As much as I would like to promote bikeshare in Seattle I think the plan has the rollout entirely backwards. There is no “last mile” problem in downtown Seattle. Look at the suggested bikestation map! The downtown core (First to Sixth Ave.s, Westlake to Yeslter) that has most of the bikes is:
1) 1/3 mile wide and 1 mile long
2) very high in vehicle traffic
3) very high in pedestrian traffic
4) steep
5) well served by transit
6) eminently walkable
The business plan did a an exercise to identify the best area to begin a bike share program: “High demand areas were identified through a heat mapping exercise that allocated points to where people ‘live, work, shop, play, and take transit’.”

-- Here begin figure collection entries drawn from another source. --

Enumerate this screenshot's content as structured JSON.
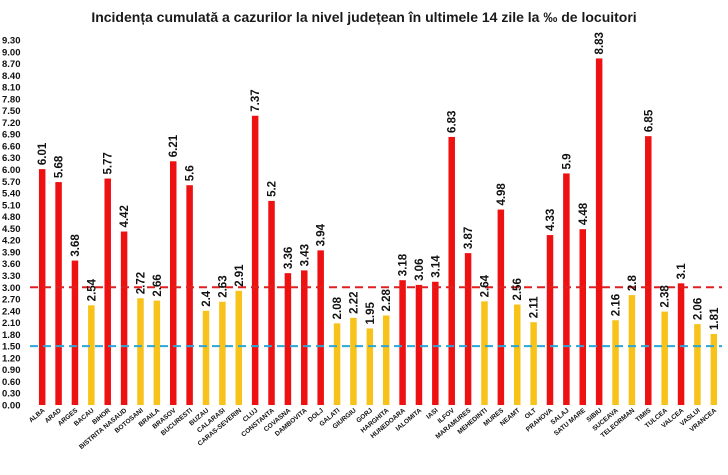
{
  "chart_data": {
    "type": "bar",
    "title": "Incidența cumulată a cazurilor la nivel județean în ultimele 14 zile la ‰ de locuitori",
    "xlabel": "",
    "ylabel": "",
    "ylim": [
      0,
      9.3
    ],
    "yticks": [
      "0.00",
      "0.30",
      "0.60",
      "0.90",
      "1.20",
      "1.50",
      "1.80",
      "2.10",
      "2.40",
      "2.70",
      "3.00",
      "3.30",
      "3.60",
      "3.90",
      "4.20",
      "4.50",
      "4.80",
      "5.10",
      "5.40",
      "5.70",
      "6.00",
      "6.30",
      "6.60",
      "6.90",
      "7.20",
      "7.50",
      "7.80",
      "8.10",
      "8.40",
      "8.70",
      "9.00",
      "9.30"
    ],
    "categories": [
      "ALBA",
      "ARAD",
      "ARGES",
      "BACAU",
      "BIHOR",
      "BISTRITA NASAUD",
      "BOTOSANI",
      "BRAILA",
      "BRASOV",
      "BUCURESTI",
      "BUZAU",
      "CALARASI",
      "CARAS-SEVERIN",
      "CLUJ",
      "CONSTANTA",
      "COVASNA",
      "DAMBOVITA",
      "DOLJ",
      "GALATI",
      "GIURGIU",
      "GORJ",
      "HARGHITA",
      "HUNEDOARA",
      "IALOMITA",
      "IASI",
      "ILFOV",
      "MARAMURES",
      "MEHEDINTI",
      "MURES",
      "NEAMT",
      "OLT",
      "PRAHOVA",
      "SALAJ",
      "SATU MARE",
      "SIBIU",
      "SUCEAVA",
      "TELEORMAN",
      "TIMIS",
      "TULCEA",
      "VALCEA",
      "VASLUI",
      "VRANCEA"
    ],
    "values": [
      6.01,
      5.68,
      3.68,
      2.54,
      5.77,
      4.42,
      2.72,
      2.66,
      6.21,
      5.6,
      2.4,
      2.63,
      2.91,
      7.37,
      5.2,
      3.36,
      3.43,
      3.94,
      2.08,
      2.22,
      1.95,
      2.28,
      3.18,
      3.06,
      3.14,
      6.83,
      3.87,
      2.64,
      4.98,
      2.56,
      2.11,
      4.33,
      5.9,
      4.48,
      8.83,
      2.16,
      2.8,
      6.85,
      2.38,
      3.1,
      2.06,
      1.81
    ],
    "data_labels": [
      "6.01",
      "5.68",
      "3.68",
      "2.54",
      "5.77",
      "4.42",
      "2.72",
      "2.66",
      "6.21",
      "5.6",
      "2.4",
      "2.63",
      "2.91",
      "7.37",
      "5.2",
      "3.36",
      "3.43",
      "3.94",
      "2.08",
      "2.22",
      "1.95",
      "2.28",
      "3.18",
      "3.06",
      "3.14",
      "6.83",
      "3.87",
      "2.64",
      "4.98",
      "2.56",
      "2.11",
      "4.33",
      "5.9",
      "4.48",
      "8.83",
      "2.16",
      "2.8",
      "6.85",
      "2.38",
      "3.1",
      "2.06",
      "1.81"
    ],
    "thresholds": [
      {
        "value": 3.0,
        "color": "#e02020",
        "style": "dashed"
      },
      {
        "value": 1.5,
        "color": "#2aa6d8",
        "style": "dashed"
      }
    ],
    "colors": {
      "above_threshold": "#ee1111",
      "below_threshold": "#f7c21a"
    },
    "grid": false,
    "legend": "none"
  }
}
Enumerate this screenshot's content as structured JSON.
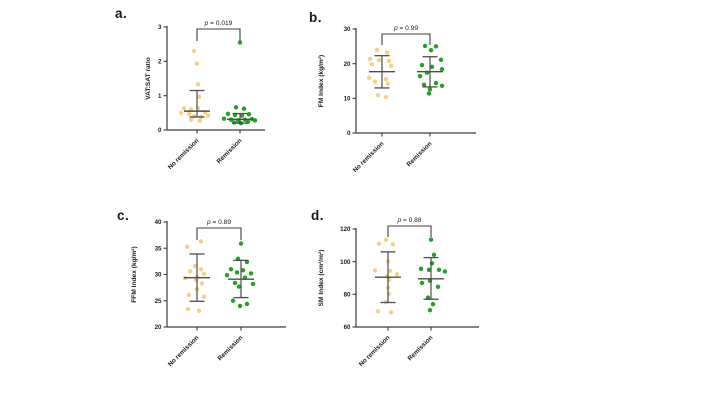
{
  "figure": {
    "groups": [
      "No remission",
      "Remission"
    ],
    "point_format": "[x_jitter_px, value]",
    "colors": {
      "no_remission": "#F7CF86",
      "remission": "#22A122",
      "error_bar": "#4D4D4D",
      "axis": "#3C3C3C",
      "text": "#1A1A1A"
    }
  },
  "chart_data": [
    {
      "id": "a",
      "type": "scatter",
      "panel_label": "a.",
      "p_value": "p = 0.019",
      "ylabel": "VAT:SAT ratio",
      "xlabel": "",
      "ylim": [
        0,
        3
      ],
      "yticks": [
        "0",
        "1",
        "2",
        "3"
      ],
      "categories": [
        "No remission",
        "Remission"
      ],
      "series": [
        {
          "name": "No remission",
          "color_key": "no_remission",
          "center": 0.55,
          "upper": 1.15,
          "lower": 0.38,
          "points": [
            [
              -3,
              2.3
            ],
            [
              0,
              1.93
            ],
            [
              1,
              1.33
            ],
            [
              2,
              0.97
            ],
            [
              -13,
              0.63
            ],
            [
              -6,
              0.6
            ],
            [
              1,
              0.64
            ],
            [
              -16,
              0.5
            ],
            [
              -8,
              0.47
            ],
            [
              8,
              0.52
            ],
            [
              -3,
              0.4
            ],
            [
              4,
              0.38
            ],
            [
              11,
              0.42
            ],
            [
              -6,
              0.3
            ],
            [
              3,
              0.27
            ]
          ]
        },
        {
          "name": "Remission",
          "color_key": "remission",
          "center": 0.31,
          "upper": 0.48,
          "lower": 0.2,
          "points": [
            [
              0,
              2.55
            ],
            [
              -4,
              0.66
            ],
            [
              4,
              0.62
            ],
            [
              -12,
              0.47
            ],
            [
              -5,
              0.44
            ],
            [
              2,
              0.42
            ],
            [
              9,
              0.46
            ],
            [
              -16,
              0.33
            ],
            [
              -9,
              0.3
            ],
            [
              -2,
              0.28
            ],
            [
              5,
              0.3
            ],
            [
              12,
              0.32
            ],
            [
              -6,
              0.22
            ],
            [
              1,
              0.2
            ],
            [
              8,
              0.24
            ],
            [
              15,
              0.28
            ]
          ]
        }
      ]
    },
    {
      "id": "b",
      "type": "scatter",
      "panel_label": "b.",
      "p_value": "p = 0.99",
      "ylabel": "FM Index (kg/m²)",
      "xlabel": "",
      "ylim": [
        0,
        30
      ],
      "yticks": [
        "0",
        "10",
        "20",
        "30"
      ],
      "categories": [
        "No remission",
        "Remission"
      ],
      "series": [
        {
          "name": "No remission",
          "color_key": "no_remission",
          "center": 17.7,
          "upper": 22.3,
          "lower": 13.0,
          "points": [
            [
              -5,
              24.0
            ],
            [
              5,
              23.2
            ],
            [
              -12,
              21.4
            ],
            [
              -3,
              21.0
            ],
            [
              7,
              20.8
            ],
            [
              -10,
              19.8
            ],
            [
              9,
              19.4
            ],
            [
              -13,
              15.9
            ],
            [
              4,
              15.5
            ],
            [
              -7,
              14.8
            ],
            [
              6,
              14.2
            ],
            [
              -4,
              10.9
            ],
            [
              4,
              10.4
            ]
          ]
        },
        {
          "name": "Remission",
          "color_key": "remission",
          "center": 17.7,
          "upper": 22.0,
          "lower": 13.3,
          "points": [
            [
              -5,
              25.1
            ],
            [
              6,
              25.0
            ],
            [
              1,
              23.9
            ],
            [
              11,
              21.1
            ],
            [
              -8,
              19.6
            ],
            [
              2,
              19.1
            ],
            [
              12,
              18.4
            ],
            [
              -3,
              17.4
            ],
            [
              -10,
              16.4
            ],
            [
              6,
              14.4
            ],
            [
              -6,
              13.9
            ],
            [
              12,
              13.6
            ],
            [
              0,
              12.6
            ],
            [
              -1,
              11.4
            ]
          ]
        }
      ]
    },
    {
      "id": "c",
      "type": "scatter",
      "panel_label": "c.",
      "p_value": "p = 0.89",
      "ylabel": "FFM Index (kg/m²)",
      "xlabel": "",
      "ylim": [
        20,
        40
      ],
      "yticks": [
        "20",
        "25",
        "30",
        "35",
        "40"
      ],
      "categories": [
        "No remission",
        "Remission"
      ],
      "series": [
        {
          "name": "No remission",
          "color_key": "no_remission",
          "center": 29.4,
          "upper": 33.9,
          "lower": 24.9,
          "points": [
            [
              4,
              36.3
            ],
            [
              -10,
              35.3
            ],
            [
              -2,
              31.6
            ],
            [
              4,
              31.0
            ],
            [
              -7,
              30.6
            ],
            [
              7,
              30.1
            ],
            [
              0,
              29.6
            ],
            [
              -12,
              29.3
            ],
            [
              -1,
              28.9
            ],
            [
              5,
              28.3
            ],
            [
              0,
              27.2
            ],
            [
              -8,
              26.1
            ],
            [
              7,
              25.8
            ],
            [
              -9,
              23.4
            ],
            [
              2,
              23.1
            ]
          ]
        },
        {
          "name": "Remission",
          "color_key": "remission",
          "center": 29.1,
          "upper": 32.7,
          "lower": 25.6,
          "points": [
            [
              0,
              35.9
            ],
            [
              -3,
              33.0
            ],
            [
              6,
              32.4
            ],
            [
              -10,
              31.0
            ],
            [
              2,
              30.8
            ],
            [
              -4,
              30.4
            ],
            [
              10,
              30.2
            ],
            [
              -14,
              29.9
            ],
            [
              4,
              29.4
            ],
            [
              -6,
              28.4
            ],
            [
              12,
              28.2
            ],
            [
              -2,
              27.7
            ],
            [
              -8,
              25.0
            ],
            [
              6,
              24.4
            ],
            [
              -1,
              24.0
            ]
          ]
        }
      ]
    },
    {
      "id": "d",
      "type": "scatter",
      "panel_label": "d.",
      "p_value": "p = 0.88",
      "ylabel": "SM Index (cm²/m²)",
      "xlabel": "",
      "ylim": [
        60,
        120
      ],
      "yticks": [
        "60",
        "80",
        "100",
        "120"
      ],
      "categories": [
        "No remission",
        "Remission"
      ],
      "series": [
        {
          "name": "No remission",
          "color_key": "no_remission",
          "center": 90.5,
          "upper": 106.0,
          "lower": 75.0,
          "points": [
            [
              -2,
              113.4
            ],
            [
              -9,
              111.0
            ],
            [
              5,
              110.6
            ],
            [
              0,
              100.2
            ],
            [
              -13,
              94.6
            ],
            [
              2,
              94.3
            ],
            [
              9,
              92.3
            ],
            [
              -1,
              91.0
            ],
            [
              1,
              88.8
            ],
            [
              0,
              84.0
            ],
            [
              1,
              80.3
            ],
            [
              -2,
              75.2
            ],
            [
              -10,
              69.6
            ],
            [
              3,
              69.0
            ]
          ]
        },
        {
          "name": "Remission",
          "color_key": "remission",
          "center": 89.5,
          "upper": 102.5,
          "lower": 77.0,
          "points": [
            [
              0,
              113.5
            ],
            [
              3,
              104.2
            ],
            [
              1,
              99.0
            ],
            [
              -10,
              95.6
            ],
            [
              -2,
              95.0
            ],
            [
              8,
              95.0
            ],
            [
              14,
              94.0
            ],
            [
              -1,
              88.3
            ],
            [
              -9,
              87.0
            ],
            [
              7,
              84.6
            ],
            [
              -3,
              78.0
            ],
            [
              2,
              74.0
            ],
            [
              -1,
              70.3
            ]
          ]
        }
      ]
    }
  ]
}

Unfortunately, they forgot to include: “and where a final destination is too far to walk yet safe to bike to”.
I have used Capitol Bikeshare in DC and absolutely love it but Seattle is nothing like DC in terms of geography. Riding a bikeshare bike from the Mall up the relatively gentile incline to Adams Morgan is not something for casual riders. A bikeshare system in downtown Seattle would inevitably become a “coasting system” involving a lot of one way rides from the Capitol Hill and Lower Queen Anne to downtown in the mornings and then from there to Pioneer Square in the evenings.

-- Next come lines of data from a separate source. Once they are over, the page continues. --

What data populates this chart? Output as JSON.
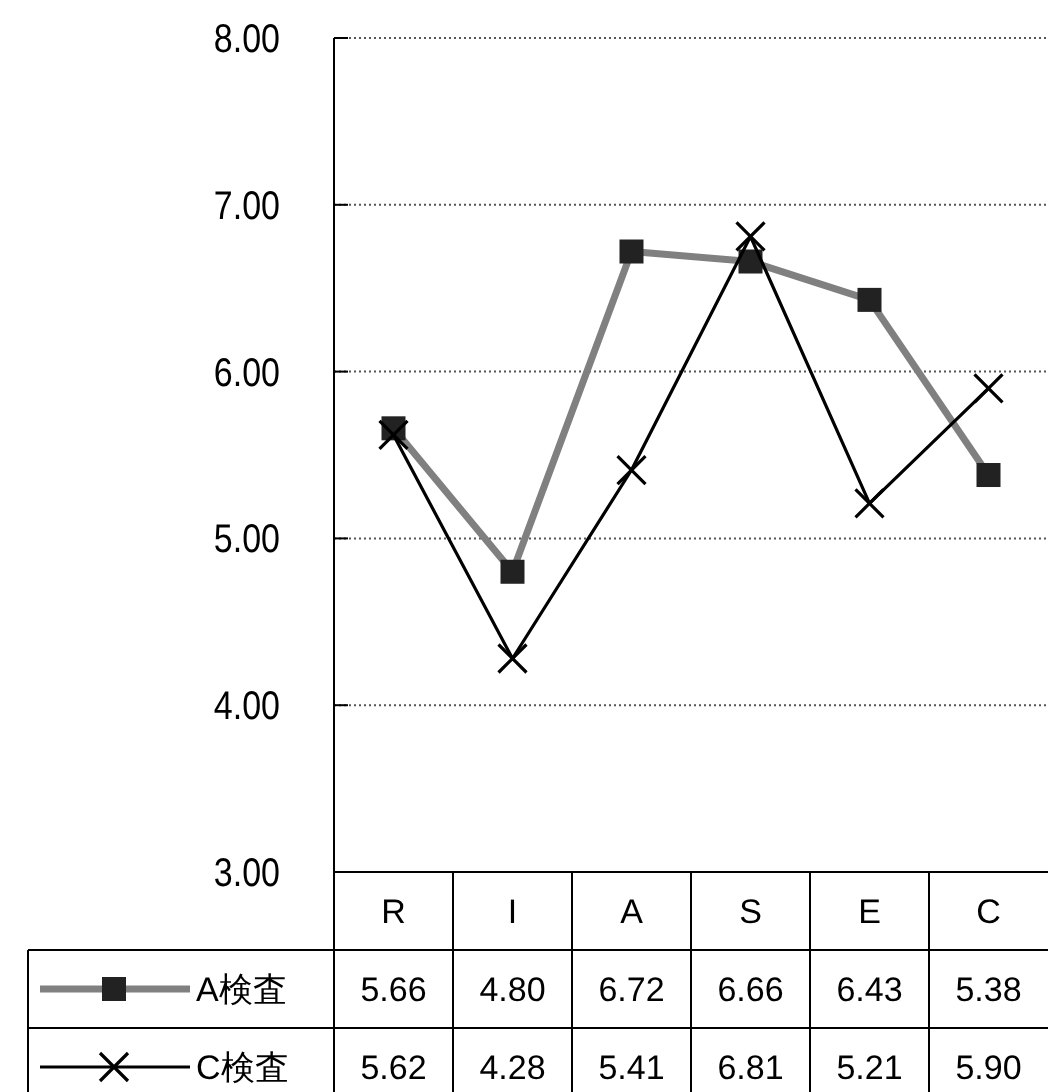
{
  "chart_data": {
    "type": "line",
    "categories": [
      "R",
      "I",
      "A",
      "S",
      "E",
      "C"
    ],
    "series": [
      {
        "name": "A検査",
        "color": "#808080",
        "marker": "square",
        "values": [
          5.66,
          4.8,
          6.72,
          6.66,
          6.43,
          5.38
        ],
        "value_labels": [
          "5.66",
          "4.80",
          "6.72",
          "6.66",
          "6.43",
          "5.38"
        ]
      },
      {
        "name": "C検査",
        "color": "#000000",
        "marker": "cross",
        "values": [
          5.62,
          4.28,
          5.41,
          6.81,
          5.21,
          5.9
        ],
        "value_labels": [
          "5.62",
          "4.28",
          "5.41",
          "6.81",
          "5.21",
          "5.90"
        ]
      }
    ],
    "ylim": [
      3,
      8
    ],
    "yticks": [
      {
        "value": 3,
        "label": "3.00"
      },
      {
        "value": 4,
        "label": "4.00"
      },
      {
        "value": 5,
        "label": "5.00"
      },
      {
        "value": 6,
        "label": "6.00"
      },
      {
        "value": 7,
        "label": "7.00"
      },
      {
        "value": 8,
        "label": "8.00"
      }
    ],
    "grid": "y",
    "legend": "bottom"
  }
}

For anyone that lives in Seattle neighborhoods the problem is not getting downtown or getting around in downtown. The problem is getting CROSS TOWN and getting the last mile home from the end of your downtown commute.

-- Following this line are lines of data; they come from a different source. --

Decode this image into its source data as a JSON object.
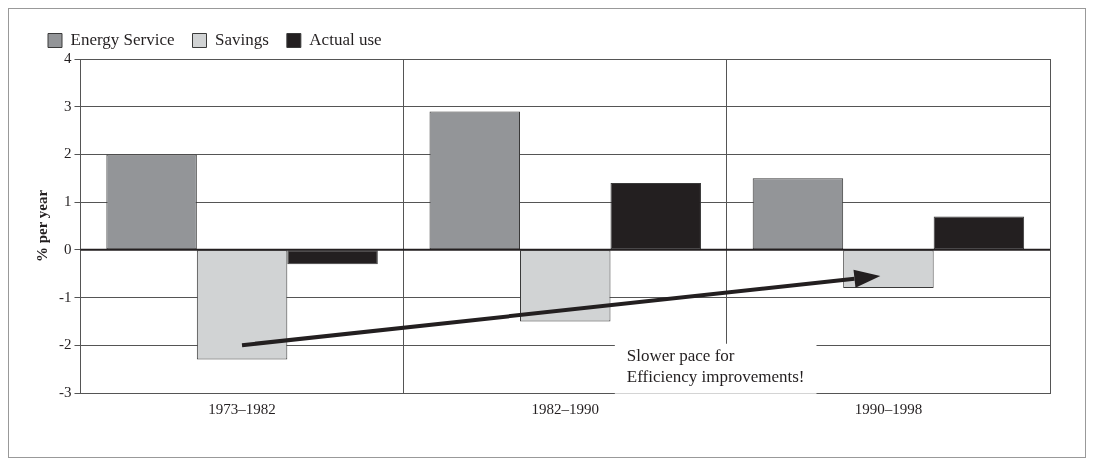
{
  "chart_data": {
    "type": "bar",
    "ylabel": "% per year",
    "categories": [
      "1973–1982",
      "1982–1990",
      "1990–1998"
    ],
    "series": [
      {
        "name": "Energy Service",
        "color": "#939598",
        "values": [
          2.0,
          2.9,
          1.5
        ]
      },
      {
        "name": "Savings",
        "color": "#d1d3d4",
        "values": [
          -2.3,
          -1.5,
          -0.8
        ]
      },
      {
        "name": "Actual use",
        "color": "#231f20",
        "values": [
          -0.3,
          1.4,
          0.7
        ]
      }
    ],
    "ylim": [
      -3,
      4
    ],
    "yticks": [
      -3,
      -2,
      -1,
      0,
      1,
      2,
      3,
      4
    ],
    "grid": true,
    "legend": "top left",
    "annotations": [
      "Slower pace for\nEfficiency improvements!"
    ]
  }
}
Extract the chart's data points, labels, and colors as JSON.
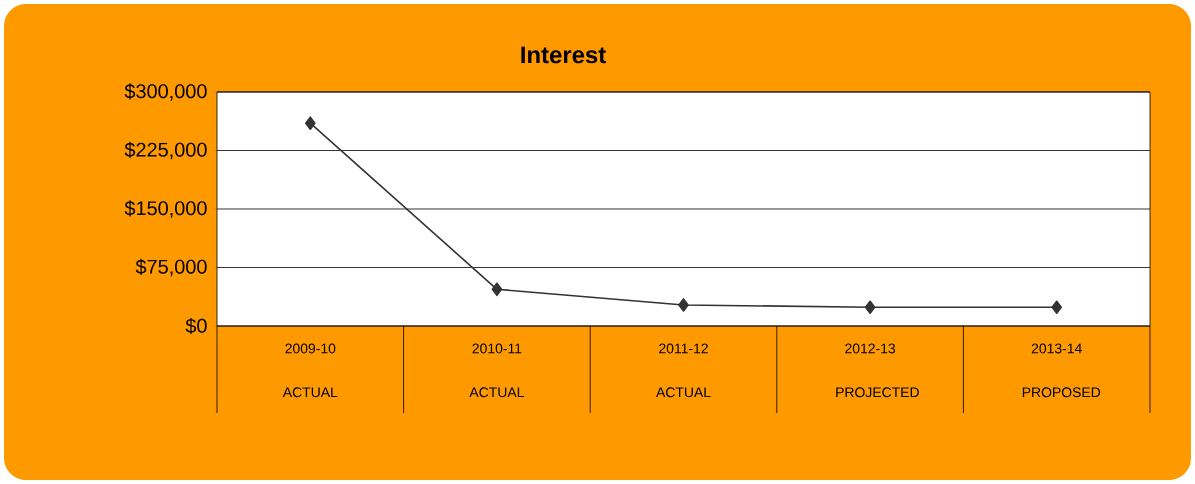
{
  "chart_data": {
    "type": "line",
    "title": "Interest",
    "categories": [
      "2009-10 ACTUAL",
      "2010-11 ACTUAL",
      "2011-12 ACTUAL",
      "2012-13 PROJECTED",
      "2013-14 PROPOSED"
    ],
    "series": [
      {
        "color": "#333333",
        "values": [
          260000,
          47000,
          27000,
          24000,
          24000
        ]
      }
    ],
    "ylim": [
      0,
      300000
    ],
    "yticks": [
      {
        "value": 0,
        "label": "$0"
      },
      {
        "value": 75000,
        "label": "$75,000"
      },
      {
        "value": 150000,
        "label": "$150,000"
      },
      {
        "value": 225000,
        "label": "$225,000"
      },
      {
        "value": 300000,
        "label": "$300,000"
      }
    ],
    "grid": "y",
    "marker": "diamond",
    "line_style": "solid"
  }
}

Here’s an alternative rollout for bike share that has many fewer problems and a much higher likelihood of success than a downtown rollout: Connect the U District with Ballard
Here’s a map to get people thinking:
https://maps.google.com/maps/ms?msa=0&msid=217578783611843892504.0004c7630a07b85f75a5d
Why start the rollout like this?
1) employment centers at the UW, UW hospital, Fremont, Ballard
2) shopping at U Village, U district, Fremont, Fed Meyers, Ballard
3) entertainment in U district, Fremont, Ballard
4) outdoor venues at Arboretum, Gasworks, Locks, Golden Gardens
5) high density housing in U district, Ballard
6) bicycle oriented clientele, employers, infrastructure in U district, Fremont, Ballard
7) THE BURKE GILMAN TRAIL!
Phase 1A) SPU, South Lake Union, Wallingford, EastLake,
We shouldn’t be trying to put inexperienced tourists on heavy bikes in downtown traffic. Instead, we should be trying to get Seattle Pacific University students to ride bikes to Fred Meyers instead of driving a car. (Any idea how hard it is to get anywhere from SPU without a car?) We should make it easy for the people moving into the thousands of new apartments in Ballard and the U District (feet from the BG) to get to their bus stop, school, work, the doctor, a park, the library, their favorite bar, etc. without ever getting in a car.
That’s where the last mile problem is.